Gönül koyduğum gönülsüz rotam.
Yaşamayı filan değil sadece zamanı
tetikleyen acıların sağanak yüklü şüpheleri.
Yarım adaların sahipleri…
Yarım kalan hikâyelerin iç sızlatan çağrısı.
Çağrı merkezinden ziyarete gelen
telefon operatörleri yine kundaklanmış numaralara kontör yükleyip de arayacağım
insan sayısı bir elin parmağını geçmezken.

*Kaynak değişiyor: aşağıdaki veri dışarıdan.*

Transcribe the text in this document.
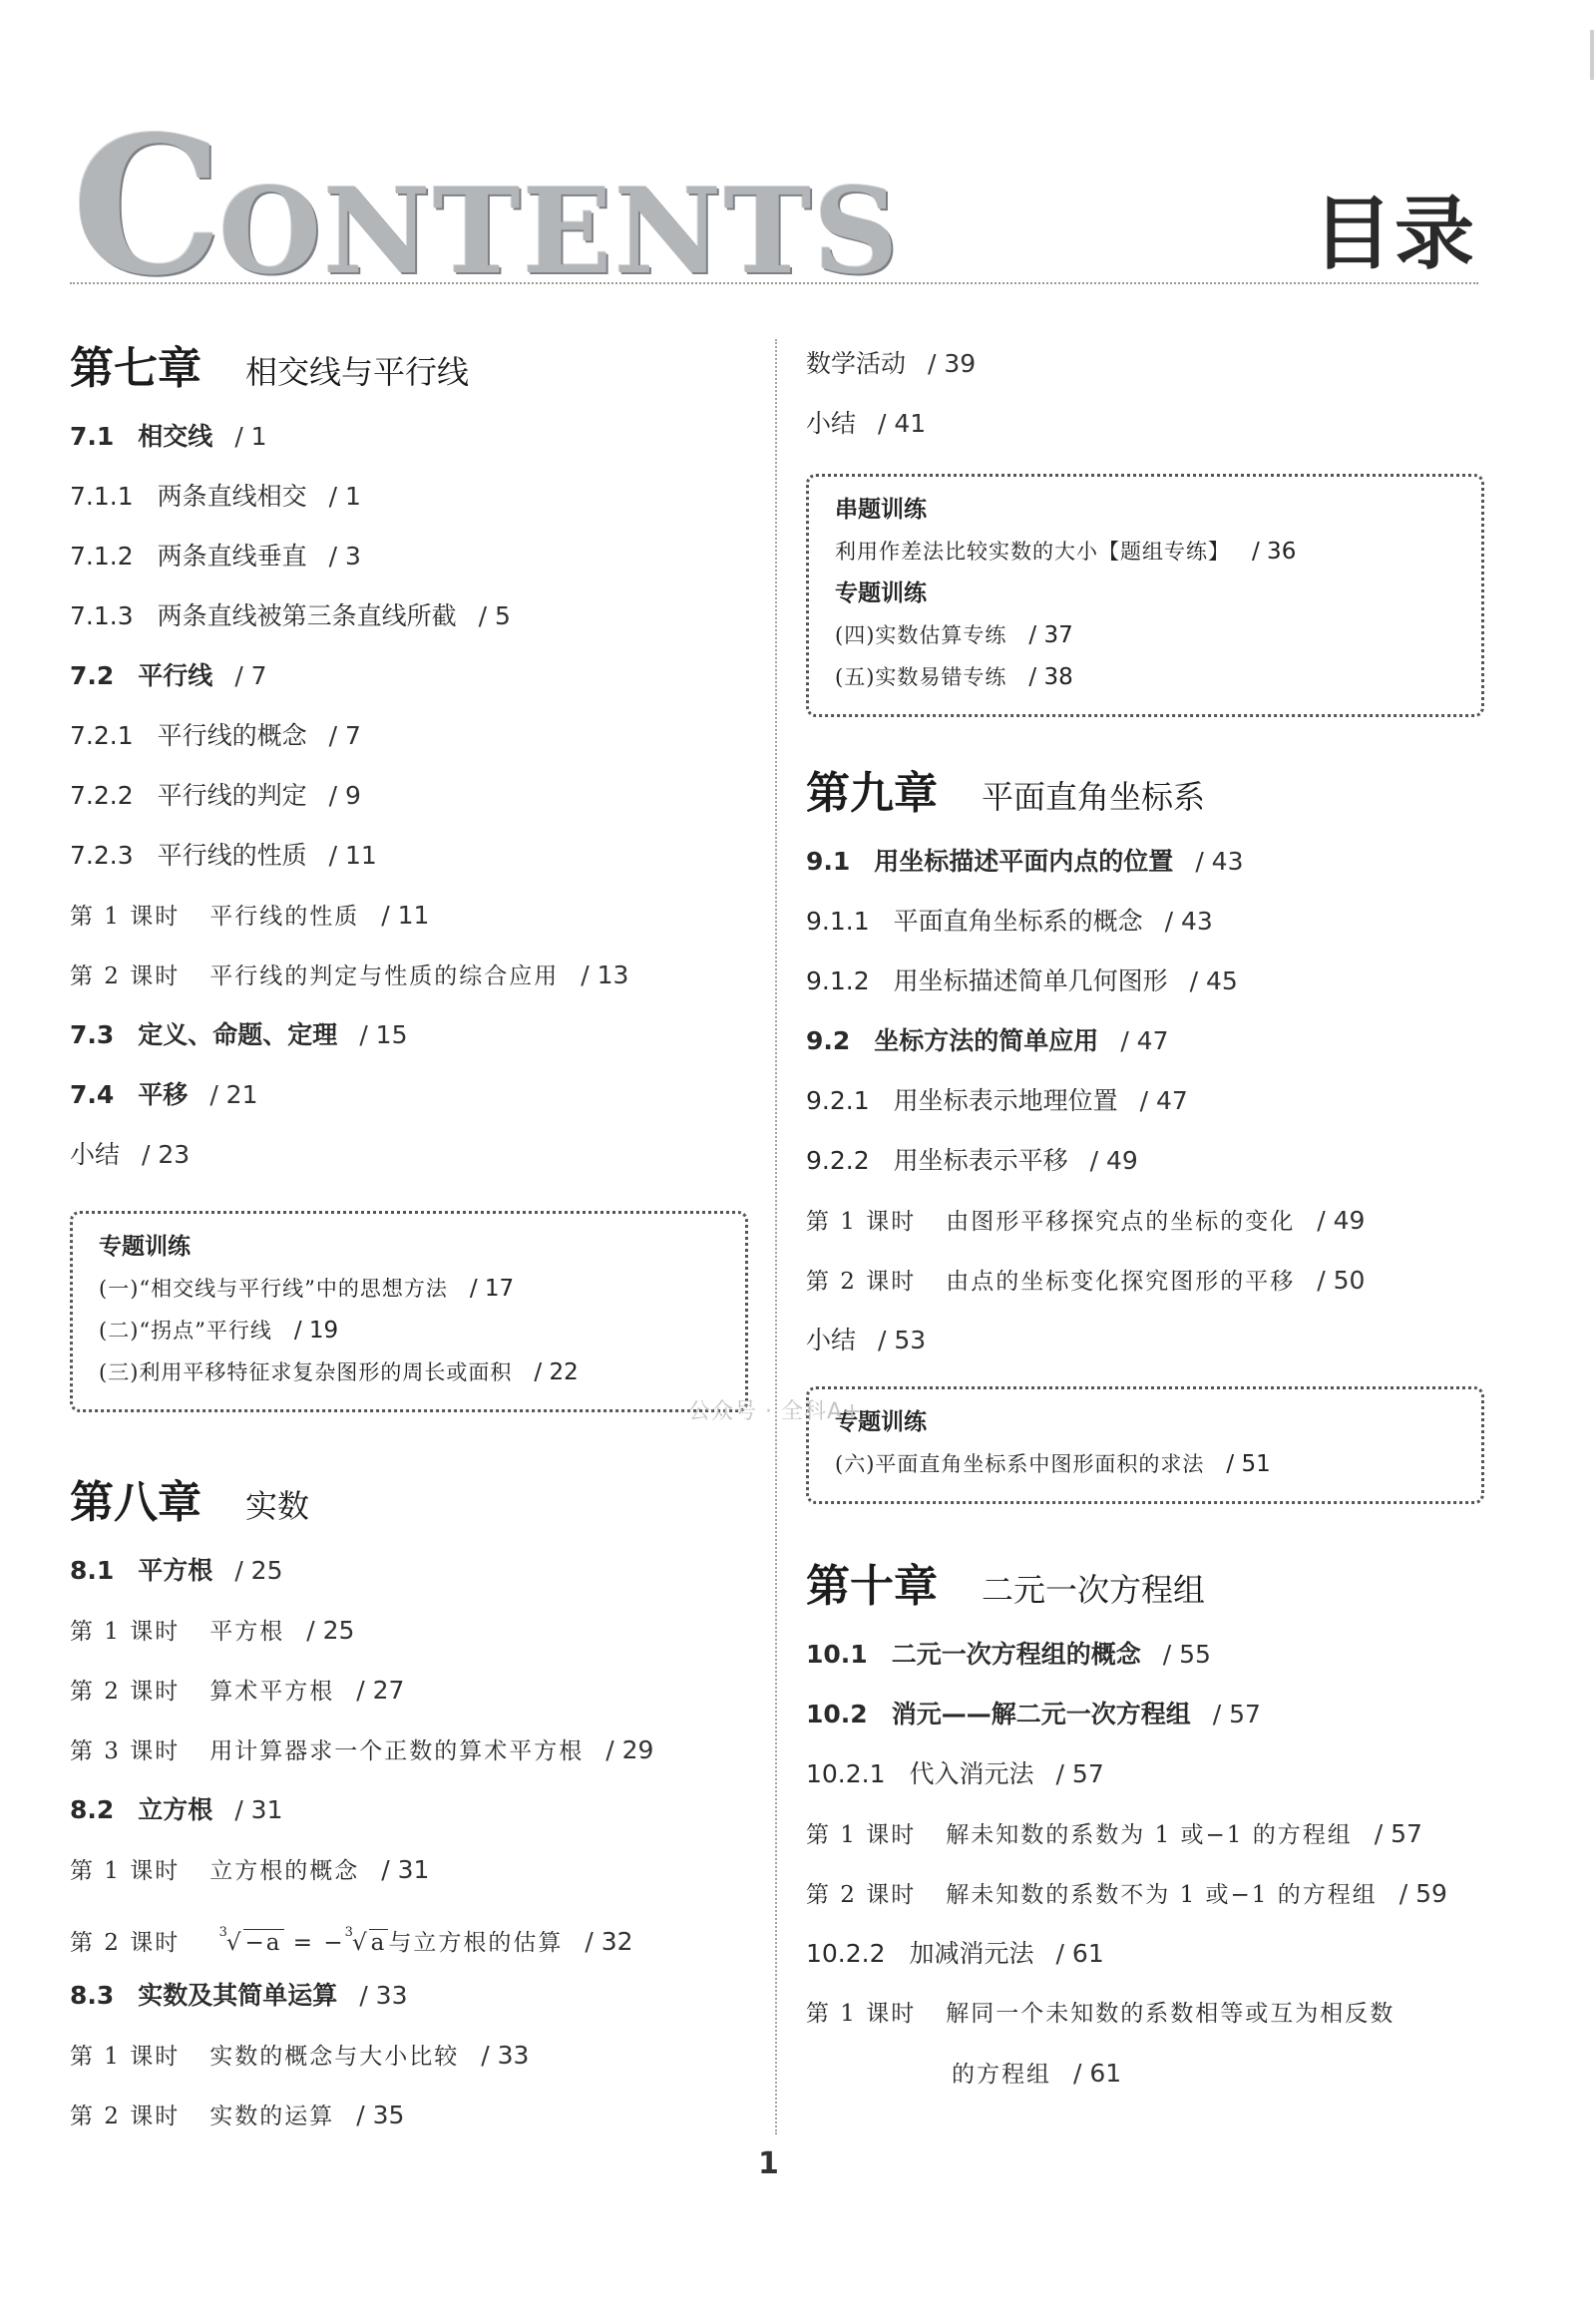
CONTENTS	目录
第七章 相交线与平行线
7.1 相交线 / 1
7.1.1 两条直线相交 / 1
7.1.2 两条直线垂直 / 3
7.1.3 两条直线被第三条直线所截 / 5
7.2 平行线 / 7
7.2.1 平行线的概念 / 7
7.2.2 平行线的判定 / 9
7.2.3 平行线的性质 / 11
第 1 课时 平行线的性质 / 11
第 2 课时 平行线的判定与性质的综合应用 / 13
7.3 定义、命题、定理 / 15
7.4 平移 / 21
小结 / 23
专题训练
(一)“相交线与平行线”中的思想方法 / 17
(二)“拐点”平行线 / 19
(三)利用平移特征求复杂图形的周长或面积 / 22
第八章 实数
8.1 平方根 / 25
第 1 课时 平方根 / 25
第 2 课时 算术平方根 / 27
第 3 课时 用计算器求一个正数的算术平方根 / 29
8.2 立方根 / 31
第 1 课时 立方根的概念 / 31
第 2 课时	$^3$√−a = −$^3$√a与立方根的估算 / 32
8.3 实数及其简单运算 / 33
第 1 课时 实数的概念与大小比较 / 33
第 2 课时 实数的运算 / 35
数学活动 / 39
小结 / 41
串题训练
利用作差法比较实数的大小【题组专练】 / 36
专题训练
(四)实数估算专练 / 37
(五)实数易错专练 / 38
第九章 平面直角坐标系
9.1 用坐标描述平面内点的位置 / 43
9.1.1 平面直角坐标系的概念 / 43
9.1.2 用坐标描述简单几何图形 / 45
9.2 坐标方法的简单应用 / 47
9.2.1 用坐标表示地理位置 / 47
9.2.2 用坐标表示平移 / 49
第 1 课时 由图形平移探究点的坐标的变化 / 49
第 2 课时 由点的坐标变化探究图形的平移 / 50
小结 / 53
专题训练
(六)平面直角坐标系中图形面积的求法 / 51
第十章 二元一次方程组
10.1 二元一次方程组的概念 / 55
10.2 消元——解二元一次方程组 / 57
10.2.1 代入消元法 / 57
第 1 课时 解未知数的系数为 1 或−1 的方程组 / 57
第 2 课时 解未知数的系数不为 1 或−1 的方程组 / 59
10.2.2 加减消元法 / 61
第 1 课时 解同一个未知数的系数相等或互为相反数
的方程组 / 61
公众号 · 全科A+
1
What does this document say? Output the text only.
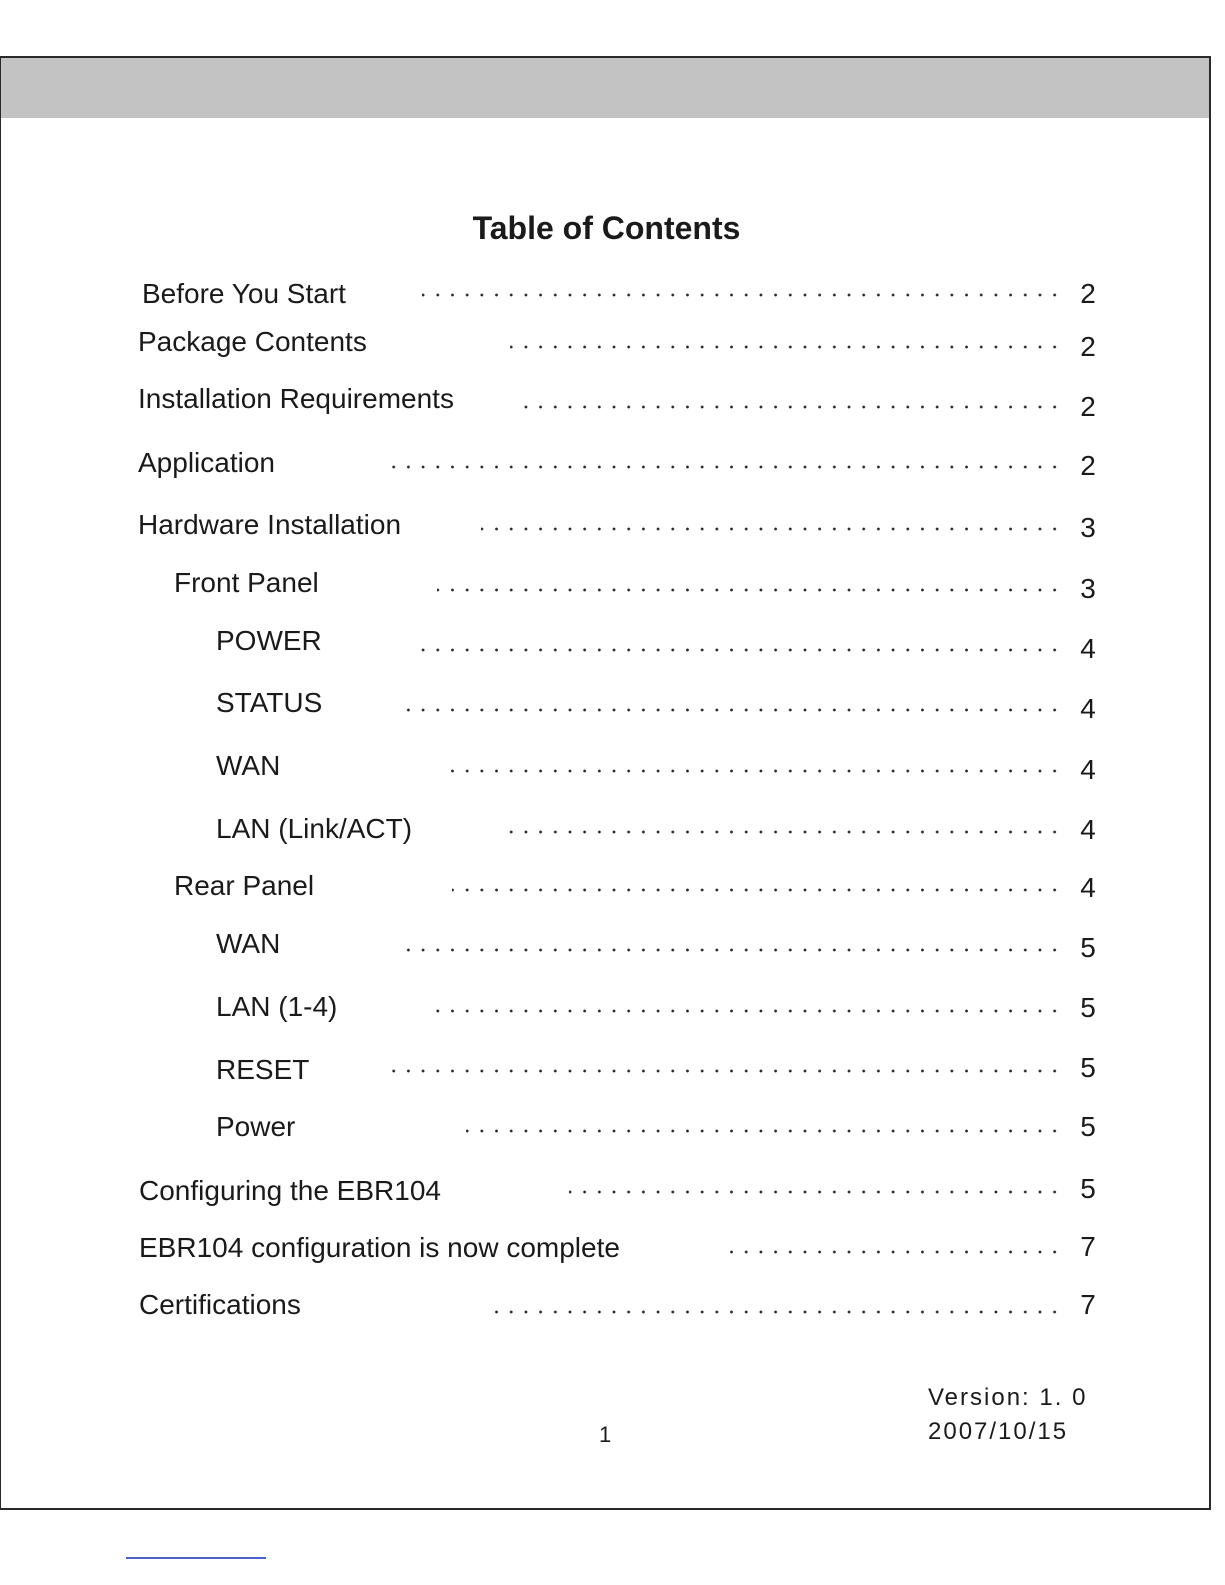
Table of Contents
Before You Start	2
Package Contents	2
Installation Requirements	2
Application	2
Hardware Installation	3
Front Panel	3
POWER	4
STATUS	4
WAN	4
LAN (Link/ACT)	4
Rear Panel	4
WAN	5
LAN (1-4)	5
RESET	5
Power	5
Configuring the EBR104	5
EBR104 configuration is now complete	7
Certifications	7
Version: 1. 0
2007/10/15
1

Tayin edilmedim yine önce örtüsünü
savurduğum hezeyanlarım sonra da bil mukabil, dediğim şafak bekçileri.
Görüntü ihlalinden nasıl ki cezaya
çarptırıldım boya küpünde evrim geçiren kadın milletinden de asla olmadım madem
demenin bile suç sayıldığı.
Geri sayım başladı madem bir yasını
tuttuğum kalemin de mahiyetini sorgularken cümle âlem ve yeisle anıyorum her
ölü şiirimi ne zamanki can bulduğuna haiz oldum ne zamanki ruhum çürüdü imge
imge…
Bir batında kaç şiir doğursam da
ölümüne sevmekten hep kaybettim ben.